FRANKFURT (Reuters) - Volkswagen is looking to officially launch the stock market listing of its trucks unit Traton next week with a smaller deal size than originally anticipated, people close to the matter said on Tuesday.
The carmaker earlier this month revived the plans to list Traton as it announced a corporate restructuring that includes investment in battery cell production and selling off non-core assets.
Traton declined to comment while Volkswagen was not immediately available for comment.
The sources said that while the offer volume has not yet been finalised Volkswagen may float 10-15 percent of Traton in a deal that could value it at more than 15 billion euros ($16.78 billion).
The deal, worth around 2 billion euros, falls short of Traton Chief Executive Andreas Renschler’s original expectations. Last summer, he talked of selling a quarter of the company for more than 6 billion euros.

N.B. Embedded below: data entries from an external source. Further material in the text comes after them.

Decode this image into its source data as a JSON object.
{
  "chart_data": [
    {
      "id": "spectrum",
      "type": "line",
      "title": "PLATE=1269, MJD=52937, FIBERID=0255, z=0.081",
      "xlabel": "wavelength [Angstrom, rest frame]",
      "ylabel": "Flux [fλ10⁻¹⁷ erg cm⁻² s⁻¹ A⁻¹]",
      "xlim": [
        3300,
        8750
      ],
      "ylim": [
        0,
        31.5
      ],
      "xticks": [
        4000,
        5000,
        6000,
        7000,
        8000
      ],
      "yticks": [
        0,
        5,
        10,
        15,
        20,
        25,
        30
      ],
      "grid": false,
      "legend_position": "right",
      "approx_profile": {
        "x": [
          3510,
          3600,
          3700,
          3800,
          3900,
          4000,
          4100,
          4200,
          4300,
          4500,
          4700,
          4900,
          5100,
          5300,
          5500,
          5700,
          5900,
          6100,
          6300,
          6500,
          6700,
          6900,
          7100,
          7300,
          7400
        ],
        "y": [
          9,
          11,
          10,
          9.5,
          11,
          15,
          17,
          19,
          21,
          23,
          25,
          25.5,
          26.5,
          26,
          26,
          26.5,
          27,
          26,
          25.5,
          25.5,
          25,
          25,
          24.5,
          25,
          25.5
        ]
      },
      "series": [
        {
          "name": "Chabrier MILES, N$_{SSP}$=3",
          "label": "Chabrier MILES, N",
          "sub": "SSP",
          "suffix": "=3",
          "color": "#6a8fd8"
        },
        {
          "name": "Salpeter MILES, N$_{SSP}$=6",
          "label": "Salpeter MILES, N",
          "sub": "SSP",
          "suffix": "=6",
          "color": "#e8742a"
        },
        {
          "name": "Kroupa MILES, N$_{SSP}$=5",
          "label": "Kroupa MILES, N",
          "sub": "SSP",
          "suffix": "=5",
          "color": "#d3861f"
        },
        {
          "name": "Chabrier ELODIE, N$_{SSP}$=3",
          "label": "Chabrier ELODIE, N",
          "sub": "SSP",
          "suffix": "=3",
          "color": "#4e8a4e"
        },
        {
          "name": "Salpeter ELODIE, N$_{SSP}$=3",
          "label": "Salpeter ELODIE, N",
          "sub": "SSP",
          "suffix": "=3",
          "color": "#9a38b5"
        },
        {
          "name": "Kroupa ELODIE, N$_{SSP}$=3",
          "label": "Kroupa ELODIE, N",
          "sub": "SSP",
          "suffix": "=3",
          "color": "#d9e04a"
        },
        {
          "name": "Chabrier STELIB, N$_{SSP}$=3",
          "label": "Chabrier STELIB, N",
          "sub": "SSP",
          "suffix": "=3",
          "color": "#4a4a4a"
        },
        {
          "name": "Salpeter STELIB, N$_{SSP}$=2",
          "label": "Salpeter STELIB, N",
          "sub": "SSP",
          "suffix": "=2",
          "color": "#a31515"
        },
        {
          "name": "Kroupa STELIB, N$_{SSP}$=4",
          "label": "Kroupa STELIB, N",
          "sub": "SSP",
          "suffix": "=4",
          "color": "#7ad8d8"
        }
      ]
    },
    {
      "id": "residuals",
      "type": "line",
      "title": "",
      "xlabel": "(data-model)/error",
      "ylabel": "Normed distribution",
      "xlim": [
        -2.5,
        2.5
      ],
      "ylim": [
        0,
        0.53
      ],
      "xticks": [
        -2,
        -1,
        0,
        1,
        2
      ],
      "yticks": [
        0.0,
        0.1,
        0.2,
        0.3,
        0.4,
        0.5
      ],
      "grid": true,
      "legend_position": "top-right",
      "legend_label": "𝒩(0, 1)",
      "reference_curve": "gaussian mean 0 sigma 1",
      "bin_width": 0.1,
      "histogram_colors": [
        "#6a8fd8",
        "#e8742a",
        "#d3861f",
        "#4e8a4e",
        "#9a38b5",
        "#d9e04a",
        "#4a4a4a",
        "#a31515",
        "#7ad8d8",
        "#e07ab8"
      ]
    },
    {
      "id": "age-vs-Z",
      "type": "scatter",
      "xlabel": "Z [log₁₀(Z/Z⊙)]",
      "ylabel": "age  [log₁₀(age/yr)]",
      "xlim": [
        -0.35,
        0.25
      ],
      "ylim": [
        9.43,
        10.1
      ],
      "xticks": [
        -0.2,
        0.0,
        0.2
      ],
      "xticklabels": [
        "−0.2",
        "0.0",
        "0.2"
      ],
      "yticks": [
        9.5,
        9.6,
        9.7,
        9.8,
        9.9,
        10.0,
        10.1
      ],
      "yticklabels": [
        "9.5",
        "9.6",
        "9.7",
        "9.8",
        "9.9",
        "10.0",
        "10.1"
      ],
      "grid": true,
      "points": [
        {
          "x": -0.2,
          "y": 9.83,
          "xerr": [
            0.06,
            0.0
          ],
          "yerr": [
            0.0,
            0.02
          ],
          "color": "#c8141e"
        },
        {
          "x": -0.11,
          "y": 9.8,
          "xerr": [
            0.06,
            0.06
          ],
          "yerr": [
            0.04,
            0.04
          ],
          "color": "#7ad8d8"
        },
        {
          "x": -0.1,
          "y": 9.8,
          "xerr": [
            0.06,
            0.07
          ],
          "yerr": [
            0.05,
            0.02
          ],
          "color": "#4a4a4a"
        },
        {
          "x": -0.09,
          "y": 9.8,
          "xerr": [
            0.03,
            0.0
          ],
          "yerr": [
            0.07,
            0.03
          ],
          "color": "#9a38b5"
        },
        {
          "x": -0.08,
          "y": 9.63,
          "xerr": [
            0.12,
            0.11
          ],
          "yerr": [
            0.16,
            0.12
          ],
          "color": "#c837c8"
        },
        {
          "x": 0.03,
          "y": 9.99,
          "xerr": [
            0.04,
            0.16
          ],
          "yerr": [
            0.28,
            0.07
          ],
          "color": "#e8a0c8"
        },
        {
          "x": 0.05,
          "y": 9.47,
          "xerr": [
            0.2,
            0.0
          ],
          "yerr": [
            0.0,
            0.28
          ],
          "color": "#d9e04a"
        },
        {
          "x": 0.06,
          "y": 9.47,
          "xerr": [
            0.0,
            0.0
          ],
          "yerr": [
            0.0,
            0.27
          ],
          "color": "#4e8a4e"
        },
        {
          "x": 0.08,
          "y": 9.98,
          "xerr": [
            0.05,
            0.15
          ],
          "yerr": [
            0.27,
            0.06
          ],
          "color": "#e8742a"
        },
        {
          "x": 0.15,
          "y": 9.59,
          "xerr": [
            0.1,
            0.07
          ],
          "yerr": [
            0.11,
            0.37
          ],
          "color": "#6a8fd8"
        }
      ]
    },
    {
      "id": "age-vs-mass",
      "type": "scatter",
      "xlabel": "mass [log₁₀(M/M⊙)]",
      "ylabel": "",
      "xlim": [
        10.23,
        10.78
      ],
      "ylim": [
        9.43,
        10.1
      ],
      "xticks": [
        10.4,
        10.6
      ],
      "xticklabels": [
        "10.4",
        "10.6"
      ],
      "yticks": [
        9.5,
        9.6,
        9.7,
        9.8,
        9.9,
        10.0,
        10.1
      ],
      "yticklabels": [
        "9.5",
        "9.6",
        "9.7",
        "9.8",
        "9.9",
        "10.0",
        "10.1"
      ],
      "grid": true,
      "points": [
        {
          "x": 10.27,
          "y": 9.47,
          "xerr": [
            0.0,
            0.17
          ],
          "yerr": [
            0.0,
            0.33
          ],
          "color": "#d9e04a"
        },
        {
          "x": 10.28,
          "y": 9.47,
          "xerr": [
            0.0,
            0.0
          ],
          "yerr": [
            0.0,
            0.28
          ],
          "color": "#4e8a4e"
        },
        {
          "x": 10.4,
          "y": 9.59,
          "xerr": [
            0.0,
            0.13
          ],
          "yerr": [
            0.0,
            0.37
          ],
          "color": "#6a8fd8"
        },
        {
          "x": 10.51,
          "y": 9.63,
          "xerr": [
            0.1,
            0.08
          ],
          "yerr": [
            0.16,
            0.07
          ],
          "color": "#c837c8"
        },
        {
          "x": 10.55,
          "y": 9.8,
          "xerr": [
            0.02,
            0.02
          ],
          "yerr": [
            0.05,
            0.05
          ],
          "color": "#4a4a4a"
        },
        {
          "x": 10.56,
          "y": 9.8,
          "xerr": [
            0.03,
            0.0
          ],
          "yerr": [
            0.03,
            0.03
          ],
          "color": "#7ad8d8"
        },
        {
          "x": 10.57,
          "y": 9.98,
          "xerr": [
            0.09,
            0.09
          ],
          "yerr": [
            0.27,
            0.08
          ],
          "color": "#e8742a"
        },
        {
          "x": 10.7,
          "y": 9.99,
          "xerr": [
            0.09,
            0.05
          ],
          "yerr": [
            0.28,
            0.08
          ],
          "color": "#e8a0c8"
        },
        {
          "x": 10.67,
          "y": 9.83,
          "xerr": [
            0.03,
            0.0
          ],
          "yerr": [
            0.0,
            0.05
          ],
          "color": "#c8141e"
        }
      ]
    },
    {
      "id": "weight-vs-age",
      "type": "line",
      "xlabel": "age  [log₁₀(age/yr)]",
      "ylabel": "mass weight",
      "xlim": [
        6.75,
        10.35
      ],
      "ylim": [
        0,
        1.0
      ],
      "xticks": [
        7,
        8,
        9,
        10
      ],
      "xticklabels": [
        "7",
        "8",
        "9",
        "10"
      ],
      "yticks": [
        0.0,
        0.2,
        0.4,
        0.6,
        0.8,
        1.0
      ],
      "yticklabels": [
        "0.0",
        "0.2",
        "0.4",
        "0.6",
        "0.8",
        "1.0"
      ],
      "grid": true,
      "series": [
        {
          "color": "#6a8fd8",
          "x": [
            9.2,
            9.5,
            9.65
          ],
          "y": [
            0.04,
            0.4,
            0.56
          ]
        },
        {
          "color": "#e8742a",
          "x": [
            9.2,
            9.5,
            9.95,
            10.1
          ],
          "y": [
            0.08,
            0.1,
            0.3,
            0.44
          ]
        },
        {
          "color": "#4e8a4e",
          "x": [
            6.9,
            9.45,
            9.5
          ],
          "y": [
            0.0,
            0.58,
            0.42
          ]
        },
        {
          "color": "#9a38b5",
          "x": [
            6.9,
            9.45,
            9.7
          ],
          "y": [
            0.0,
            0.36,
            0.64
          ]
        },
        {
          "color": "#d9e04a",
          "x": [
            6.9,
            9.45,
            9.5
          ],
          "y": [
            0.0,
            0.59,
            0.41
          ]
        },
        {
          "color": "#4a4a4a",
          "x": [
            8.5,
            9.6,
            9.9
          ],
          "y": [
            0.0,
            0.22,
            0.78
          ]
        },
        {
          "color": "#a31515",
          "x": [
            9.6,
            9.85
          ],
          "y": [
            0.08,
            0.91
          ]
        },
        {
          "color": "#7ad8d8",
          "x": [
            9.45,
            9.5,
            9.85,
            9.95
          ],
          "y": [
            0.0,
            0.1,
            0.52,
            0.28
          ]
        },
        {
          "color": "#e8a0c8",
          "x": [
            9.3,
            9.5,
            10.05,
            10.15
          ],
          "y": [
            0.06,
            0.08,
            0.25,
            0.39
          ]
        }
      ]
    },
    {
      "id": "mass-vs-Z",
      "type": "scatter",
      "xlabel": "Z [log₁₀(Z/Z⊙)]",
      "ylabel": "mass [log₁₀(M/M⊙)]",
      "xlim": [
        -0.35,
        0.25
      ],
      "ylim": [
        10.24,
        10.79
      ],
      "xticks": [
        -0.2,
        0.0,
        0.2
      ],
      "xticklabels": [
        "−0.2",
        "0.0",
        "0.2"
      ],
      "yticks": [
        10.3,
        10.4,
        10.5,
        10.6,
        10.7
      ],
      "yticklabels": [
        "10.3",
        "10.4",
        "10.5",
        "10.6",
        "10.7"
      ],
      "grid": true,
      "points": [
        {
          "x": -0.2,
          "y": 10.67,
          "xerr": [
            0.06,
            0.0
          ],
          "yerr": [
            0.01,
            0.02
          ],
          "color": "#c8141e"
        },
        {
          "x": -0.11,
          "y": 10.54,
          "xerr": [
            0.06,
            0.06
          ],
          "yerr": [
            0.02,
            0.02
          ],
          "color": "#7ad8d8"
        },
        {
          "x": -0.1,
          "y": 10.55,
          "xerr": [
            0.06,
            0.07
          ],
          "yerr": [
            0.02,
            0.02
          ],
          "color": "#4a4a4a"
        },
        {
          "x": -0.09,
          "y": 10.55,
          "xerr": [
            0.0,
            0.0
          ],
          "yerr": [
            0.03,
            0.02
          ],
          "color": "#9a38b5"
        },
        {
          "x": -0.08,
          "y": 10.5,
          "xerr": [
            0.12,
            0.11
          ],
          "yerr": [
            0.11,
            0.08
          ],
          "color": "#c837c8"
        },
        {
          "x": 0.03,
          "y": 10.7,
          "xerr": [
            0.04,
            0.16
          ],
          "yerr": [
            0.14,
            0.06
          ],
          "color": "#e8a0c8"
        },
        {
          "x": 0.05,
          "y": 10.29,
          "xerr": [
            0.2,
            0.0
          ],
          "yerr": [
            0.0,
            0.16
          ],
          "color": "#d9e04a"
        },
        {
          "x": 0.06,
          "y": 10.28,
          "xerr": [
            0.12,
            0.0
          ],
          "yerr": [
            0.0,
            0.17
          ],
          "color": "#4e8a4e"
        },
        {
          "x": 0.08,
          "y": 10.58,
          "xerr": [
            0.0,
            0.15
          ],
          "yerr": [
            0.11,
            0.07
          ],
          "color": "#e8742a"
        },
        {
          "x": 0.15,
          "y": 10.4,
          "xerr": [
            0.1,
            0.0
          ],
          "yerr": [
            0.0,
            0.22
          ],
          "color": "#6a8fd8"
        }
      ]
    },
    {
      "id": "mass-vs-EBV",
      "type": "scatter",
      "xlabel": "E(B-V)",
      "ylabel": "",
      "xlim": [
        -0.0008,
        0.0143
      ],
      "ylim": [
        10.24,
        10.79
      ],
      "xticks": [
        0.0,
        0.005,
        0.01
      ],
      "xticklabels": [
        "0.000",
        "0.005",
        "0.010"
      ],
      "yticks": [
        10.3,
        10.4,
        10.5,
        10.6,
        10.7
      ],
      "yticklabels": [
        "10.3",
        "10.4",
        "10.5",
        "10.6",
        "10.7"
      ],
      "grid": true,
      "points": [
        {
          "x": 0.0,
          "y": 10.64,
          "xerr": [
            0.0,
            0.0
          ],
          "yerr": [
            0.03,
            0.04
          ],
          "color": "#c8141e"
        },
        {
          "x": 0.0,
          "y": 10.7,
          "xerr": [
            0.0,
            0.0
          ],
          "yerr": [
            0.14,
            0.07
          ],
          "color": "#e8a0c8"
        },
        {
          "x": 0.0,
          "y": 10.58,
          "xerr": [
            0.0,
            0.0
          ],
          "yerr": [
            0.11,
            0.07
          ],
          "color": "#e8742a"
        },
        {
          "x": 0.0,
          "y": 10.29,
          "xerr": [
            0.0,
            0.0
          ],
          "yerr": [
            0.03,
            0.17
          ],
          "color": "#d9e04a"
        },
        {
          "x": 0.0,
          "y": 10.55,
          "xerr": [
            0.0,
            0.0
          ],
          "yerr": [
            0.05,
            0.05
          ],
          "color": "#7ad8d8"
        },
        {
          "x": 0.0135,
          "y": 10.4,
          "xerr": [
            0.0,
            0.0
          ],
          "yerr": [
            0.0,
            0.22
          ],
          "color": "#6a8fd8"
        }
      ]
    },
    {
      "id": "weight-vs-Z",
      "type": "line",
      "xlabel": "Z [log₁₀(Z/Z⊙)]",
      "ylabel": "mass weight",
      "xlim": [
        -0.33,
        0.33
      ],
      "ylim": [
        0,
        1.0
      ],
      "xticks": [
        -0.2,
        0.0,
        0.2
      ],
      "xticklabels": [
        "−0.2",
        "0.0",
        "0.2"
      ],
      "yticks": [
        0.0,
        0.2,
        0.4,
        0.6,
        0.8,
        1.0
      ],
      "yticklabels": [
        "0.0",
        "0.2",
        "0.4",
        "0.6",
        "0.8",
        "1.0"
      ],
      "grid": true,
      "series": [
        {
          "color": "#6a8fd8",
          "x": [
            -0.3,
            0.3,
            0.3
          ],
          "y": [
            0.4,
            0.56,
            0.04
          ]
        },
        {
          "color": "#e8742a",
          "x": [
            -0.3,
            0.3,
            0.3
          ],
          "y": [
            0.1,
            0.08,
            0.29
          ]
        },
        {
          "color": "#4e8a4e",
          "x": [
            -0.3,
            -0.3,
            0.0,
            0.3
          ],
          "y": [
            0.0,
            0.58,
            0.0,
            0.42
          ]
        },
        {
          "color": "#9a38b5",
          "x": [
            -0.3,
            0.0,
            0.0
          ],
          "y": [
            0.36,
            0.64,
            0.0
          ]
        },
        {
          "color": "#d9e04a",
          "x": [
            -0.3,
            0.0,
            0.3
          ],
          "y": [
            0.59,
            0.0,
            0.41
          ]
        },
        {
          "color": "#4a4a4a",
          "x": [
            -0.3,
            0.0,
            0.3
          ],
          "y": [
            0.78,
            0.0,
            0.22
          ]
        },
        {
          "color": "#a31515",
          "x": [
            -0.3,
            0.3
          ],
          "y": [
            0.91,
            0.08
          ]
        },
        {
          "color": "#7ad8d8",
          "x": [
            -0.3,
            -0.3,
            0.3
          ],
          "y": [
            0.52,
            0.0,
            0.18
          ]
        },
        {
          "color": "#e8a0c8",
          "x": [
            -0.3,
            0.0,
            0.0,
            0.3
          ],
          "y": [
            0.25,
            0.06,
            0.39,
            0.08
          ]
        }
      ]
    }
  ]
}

The sources cautioned that the launch is not yet certain and could again be delayed at the eleventh hour, as in March when plans were shelved.
“Doing a smaller deal size initially at the expense of some valuation is perhaps how potential issuers need to think about approaching the IPO market now,” one of the people said.
“You have got to approach the IPO market with appropriate respect and caution. Investors are going to be disciplined on price and you have to listen to them,” said another person close to the matter, discussing the IPO market in general rather than the Traton deal in particular. He added that in a smaller deal it would be easier to attract investor demand and to potentially scale back allocations to bolster pricing.
Another person said that analysts were still working on research notes and there were no final views yet on valuation.
“Overall, the market environment is not significantly better or worse than in March,” the person said, adding that that should allow for a valuation roughly similar to what was expected at the time.
VW plans to build a global trucks business by integrating Traton’s MAN and Scania divisions to challenge Daimler and Volvo.
A flotation could allow the truck and bus unit to build a war chest to deepen its relationship with Navistar, a U.S. truck maker in which it now owns a 16.85 percent stake.